There have been few reports on the management of isolated osteomyelitis of the mandible using free tissue flaps. The main goal of mandibular reconstruction is to maintain oropharyngeal function and facial appearance, thereby preventing a dramatic loss in quality of life [13]. The fibula osteocutaneous flap was popularized by Hidalgo in 1989 [14]. Recently, new reconstruction methods have been introduced, such as using prefabricated titanium implants, which are safe and effective in terms of operation time and donor site morbidity [15], but fibular osteocutaneous flaps are still the first option for mandible reconstruction because they can provide extended lengths of not only healthy soft tissue but also bicortical bone and have a long vascular pedicle with low donor site morbidity. Its failure rate is relatively high due to technical difficulties caused by the size discrepancy between the lower extremity and cervical vessels [16]. But with careful selection of recipient vessels the need for revision surgery can be reduced with improved outcomes, especially with superficial thyroid arteries and internal jugular veins [17]. Using virtual planning and a 3D printed modeling with a prebent plate, as in our case, it is possible to improve the accuracy of the reconstruction and reduce the operation time [18]. In addition to its use for tumors or osteoradionecrosis, if a large segmental bone resection is required due to pathologic fracture caused by osteomyelitis of the mandible, the fibula osteocutaneous flap could be a suitable reconstructive method with good aesthetic and functional results.


Conflict of interest

No potential conflict of interest relevant to this article was reported.

Ethical approval

The study was approved by the Institutional Review Board of Keimyung University Dongsan Medical Center (IRB No. 2020-12-036) and performed in accordance with the principles of the Declaration of Helsinki. Written informed consent was obtained.

Patient consent

The patient provided written informed consent for the publication and use of his images.

Author contribution

Conceptualization: JK. Supervision: WJ. Writing - original draft: TK. Writing - review & editing: JC, TJ, HCS, WJ.

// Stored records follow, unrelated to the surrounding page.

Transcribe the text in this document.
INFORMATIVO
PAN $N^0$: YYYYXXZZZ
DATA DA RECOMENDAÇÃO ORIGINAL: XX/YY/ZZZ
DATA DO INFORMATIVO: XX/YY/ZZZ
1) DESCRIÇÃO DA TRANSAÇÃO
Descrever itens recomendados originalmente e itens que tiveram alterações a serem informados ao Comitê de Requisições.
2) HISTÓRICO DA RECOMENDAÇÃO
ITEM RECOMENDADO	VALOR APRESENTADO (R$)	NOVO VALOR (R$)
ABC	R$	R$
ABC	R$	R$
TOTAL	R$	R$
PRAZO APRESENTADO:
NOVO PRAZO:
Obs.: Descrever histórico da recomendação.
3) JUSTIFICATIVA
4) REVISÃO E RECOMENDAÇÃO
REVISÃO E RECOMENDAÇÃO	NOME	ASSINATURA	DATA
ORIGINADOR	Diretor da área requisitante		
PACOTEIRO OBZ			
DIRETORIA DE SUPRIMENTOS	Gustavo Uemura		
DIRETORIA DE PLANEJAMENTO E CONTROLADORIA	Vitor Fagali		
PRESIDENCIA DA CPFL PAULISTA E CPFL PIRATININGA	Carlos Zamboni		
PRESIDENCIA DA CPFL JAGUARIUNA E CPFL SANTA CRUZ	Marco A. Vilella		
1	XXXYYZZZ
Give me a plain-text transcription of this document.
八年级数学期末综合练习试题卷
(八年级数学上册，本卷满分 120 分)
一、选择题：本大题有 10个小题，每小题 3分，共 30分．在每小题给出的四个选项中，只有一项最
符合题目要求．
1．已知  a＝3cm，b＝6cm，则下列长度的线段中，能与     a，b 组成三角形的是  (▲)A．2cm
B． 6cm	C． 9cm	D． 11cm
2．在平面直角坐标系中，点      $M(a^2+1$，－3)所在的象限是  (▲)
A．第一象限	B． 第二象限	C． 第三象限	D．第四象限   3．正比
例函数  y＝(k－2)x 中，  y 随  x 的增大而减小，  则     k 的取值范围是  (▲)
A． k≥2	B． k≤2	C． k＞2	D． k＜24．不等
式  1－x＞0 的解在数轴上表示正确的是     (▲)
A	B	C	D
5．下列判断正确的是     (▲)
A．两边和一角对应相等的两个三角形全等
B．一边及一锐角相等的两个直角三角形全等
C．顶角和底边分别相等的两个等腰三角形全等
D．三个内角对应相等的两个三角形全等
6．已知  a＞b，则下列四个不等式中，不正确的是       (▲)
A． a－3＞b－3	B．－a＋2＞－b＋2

This work was supported by the National Research Foundation of Korea (NRF) grant funded by the Korea government (MSIT) (No. 2021R1G1A100455611).

Fig. 1.
Preoperative photograph and computed tomography image. (A) The mucosal defect with exposed alveolar bone is observed at the right mandibular body area. (B) Preoperative computed tomography imaging revealing an irregular bony fracture with sequestrum at the right mandibular body.
Fig. 2.
Prebent reconstruction plate based on a three-dimensional printing model of the patient’s skull. The expected resection site was cut off and connected with a resin template.
Fig. 3.
Segmental resection was performed.
Fig. 4.
Histological staining showing bone fragments (with empty osteocyte lacunae), acute inflammatory cells, and bacterial colonies (H&E,×100).
Fig. 5.
Three-dimensional computed tomography scan at postoperative day 50. Bony continuity from the symphysis to the right angle is successfully achieved.
Fig. 6.
Two-month postoperative photographs showing (A) the mucosal defect covered with a stabilized skin flap and (B) successful reconstruction.